On 12 Aug 2022, at 10:52 PM, Yuriy Kutlunin
<yuriy.kutlu...@glowbyteconsulting.com> wrote:
Hello Yuan,
I don't override any default settings, docker-compose.yml:
services:
jobmanager:
image: flink:1.15.1-java11
ports:
- "8081:8081"
command: jobmanager
environment:
- |
FLINK_PROPERTIES=
jobmanager.rpc.address: jobmanager
taskmanager:
image: flink:1.15.1-java11
depends_on:
- jobmanager
command: taskmanager
ports:
- "8084:8084"
environment:
- |
FLINK_PROPERTIES=
jobmanager.rpc.address: jobmanager
taskmanager.numberOfTaskSlots: 2
metrics.reporter.prom.class:
org.apache.flink.metrics.prometheus.PrometheusReporter
env.java.opts: -XX:+HeapDumpOnOutOfMemoryError
From TaskManager log:
INFO [] - Final TaskExecutor Memory configuration:
INFO [] - Total Process Memory: 1.688gb (1811939328 bytes)
INFO [] - Total Flink Memory: 1.250gb (1342177280 bytes)
INFO [] - Total JVM Heap Memory: 512.000mb (536870902 bytes)
INFO [] - Framework: 128.000mb (134217728 bytes)
INFO [] - Task: 384.000mb (402653174 bytes)
INFO [] - Total Off-heap Memory: 768.000mb (805306378 bytes)
INFO [] - Managed: 512.000mb (536870920 bytes)
INFO [] - Total JVM Direct Memory: 256.000mb (268435458 bytes)
INFO [] - Framework: 128.000mb (134217728 bytes)
INFO [] - Task: 0 bytes
INFO [] - Network: 128.000mb (134217730 bytes)
INFO [] - JVM Metaspace: 256.000mb (268435456 bytes)
INFO [] - JVM Overhead: 192.000mb (201326592 bytes)
I would prefer not to configure memory (at this point), because
memory consumption depends on job structure, so it always can exceed
configured values.
My next guess is that the problem is not in metrics content, but in
their number, which increases with the number of operators.

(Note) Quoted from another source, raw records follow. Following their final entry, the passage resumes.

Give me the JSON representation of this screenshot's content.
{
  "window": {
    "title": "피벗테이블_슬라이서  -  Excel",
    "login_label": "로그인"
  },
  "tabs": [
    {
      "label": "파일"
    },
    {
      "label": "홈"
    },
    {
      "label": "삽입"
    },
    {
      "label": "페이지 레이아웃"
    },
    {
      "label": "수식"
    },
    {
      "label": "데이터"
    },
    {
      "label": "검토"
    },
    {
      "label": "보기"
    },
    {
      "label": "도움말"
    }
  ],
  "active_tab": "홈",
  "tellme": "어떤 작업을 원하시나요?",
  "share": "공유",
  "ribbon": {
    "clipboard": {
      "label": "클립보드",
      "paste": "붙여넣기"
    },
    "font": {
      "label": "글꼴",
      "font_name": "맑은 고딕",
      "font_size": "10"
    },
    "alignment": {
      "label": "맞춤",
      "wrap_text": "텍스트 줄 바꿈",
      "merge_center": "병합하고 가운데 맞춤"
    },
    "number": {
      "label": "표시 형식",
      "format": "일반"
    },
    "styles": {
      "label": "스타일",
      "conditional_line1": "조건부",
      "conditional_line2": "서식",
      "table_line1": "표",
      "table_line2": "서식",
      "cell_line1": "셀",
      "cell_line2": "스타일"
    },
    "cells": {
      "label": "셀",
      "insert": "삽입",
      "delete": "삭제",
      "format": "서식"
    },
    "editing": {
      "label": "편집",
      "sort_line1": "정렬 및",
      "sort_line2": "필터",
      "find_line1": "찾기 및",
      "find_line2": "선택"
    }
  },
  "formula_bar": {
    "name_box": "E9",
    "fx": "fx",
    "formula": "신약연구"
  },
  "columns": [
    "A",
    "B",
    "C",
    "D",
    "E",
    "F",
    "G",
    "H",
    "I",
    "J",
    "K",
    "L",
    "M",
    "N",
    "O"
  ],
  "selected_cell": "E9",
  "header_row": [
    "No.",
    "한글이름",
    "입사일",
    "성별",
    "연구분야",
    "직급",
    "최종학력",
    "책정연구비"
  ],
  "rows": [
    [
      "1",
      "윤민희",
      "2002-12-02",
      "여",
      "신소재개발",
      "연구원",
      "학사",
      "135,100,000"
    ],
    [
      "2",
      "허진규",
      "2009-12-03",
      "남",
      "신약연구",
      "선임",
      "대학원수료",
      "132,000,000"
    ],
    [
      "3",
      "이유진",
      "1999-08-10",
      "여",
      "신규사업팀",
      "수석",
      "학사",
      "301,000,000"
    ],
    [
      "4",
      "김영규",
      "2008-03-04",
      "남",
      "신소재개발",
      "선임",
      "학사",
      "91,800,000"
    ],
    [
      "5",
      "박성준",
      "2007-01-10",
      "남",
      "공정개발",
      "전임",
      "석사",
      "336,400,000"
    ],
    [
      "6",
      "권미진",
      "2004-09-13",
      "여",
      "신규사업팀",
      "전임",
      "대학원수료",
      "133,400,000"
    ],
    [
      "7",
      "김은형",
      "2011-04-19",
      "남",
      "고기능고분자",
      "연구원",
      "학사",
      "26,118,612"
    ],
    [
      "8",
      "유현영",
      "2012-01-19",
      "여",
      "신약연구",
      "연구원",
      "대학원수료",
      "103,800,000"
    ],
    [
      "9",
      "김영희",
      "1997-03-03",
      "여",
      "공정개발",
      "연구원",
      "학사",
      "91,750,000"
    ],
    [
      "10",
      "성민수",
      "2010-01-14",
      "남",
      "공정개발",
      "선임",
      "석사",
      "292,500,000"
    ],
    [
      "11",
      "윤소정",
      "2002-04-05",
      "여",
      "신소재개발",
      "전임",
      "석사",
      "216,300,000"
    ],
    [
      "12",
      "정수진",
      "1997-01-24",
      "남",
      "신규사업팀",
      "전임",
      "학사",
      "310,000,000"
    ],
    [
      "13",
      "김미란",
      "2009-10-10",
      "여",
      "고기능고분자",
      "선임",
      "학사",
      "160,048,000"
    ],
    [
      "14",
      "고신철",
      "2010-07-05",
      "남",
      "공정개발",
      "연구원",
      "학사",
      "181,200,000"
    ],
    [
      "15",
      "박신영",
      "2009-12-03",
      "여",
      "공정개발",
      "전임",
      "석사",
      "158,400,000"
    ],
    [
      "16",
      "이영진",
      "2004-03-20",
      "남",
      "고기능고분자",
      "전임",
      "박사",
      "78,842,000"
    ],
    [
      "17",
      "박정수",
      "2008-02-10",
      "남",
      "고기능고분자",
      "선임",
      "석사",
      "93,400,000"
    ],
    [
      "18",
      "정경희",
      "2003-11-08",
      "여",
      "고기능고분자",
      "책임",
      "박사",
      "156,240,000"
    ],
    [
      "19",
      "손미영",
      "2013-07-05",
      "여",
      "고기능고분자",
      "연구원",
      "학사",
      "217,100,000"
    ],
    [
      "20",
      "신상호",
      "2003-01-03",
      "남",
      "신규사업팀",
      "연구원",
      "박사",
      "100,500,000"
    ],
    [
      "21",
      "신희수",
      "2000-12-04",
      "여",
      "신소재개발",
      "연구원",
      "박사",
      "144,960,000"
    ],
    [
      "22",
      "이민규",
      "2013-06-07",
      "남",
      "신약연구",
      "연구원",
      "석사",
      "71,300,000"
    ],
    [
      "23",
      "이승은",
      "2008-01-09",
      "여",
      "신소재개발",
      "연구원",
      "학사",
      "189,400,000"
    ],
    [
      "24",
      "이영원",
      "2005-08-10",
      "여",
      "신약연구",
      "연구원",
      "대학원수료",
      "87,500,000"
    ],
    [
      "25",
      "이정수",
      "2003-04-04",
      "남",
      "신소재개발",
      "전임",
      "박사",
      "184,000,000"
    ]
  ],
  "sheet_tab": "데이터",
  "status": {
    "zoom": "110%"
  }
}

So the next question is if there is a way to exclude metric
generation on operator level.
Found same question without correct answer on SOF:
https://stackoverflow.com/questions/54215245/apache-flink-limit-the-amount-of-metrics-exposed
On Fri, Aug 12, 2022 at 4:05 AM yu'an huang <h.yuan...@gmail.com> wrote:
Hi Yuriy,
How do you set your TaskMananger Memory? I think 40MB is not
significant high for Flink. And It’s normal to see memory increase if
you have more parallelism or set another metrics on. You can try
setting larger moratory for Flink as explained by following documents.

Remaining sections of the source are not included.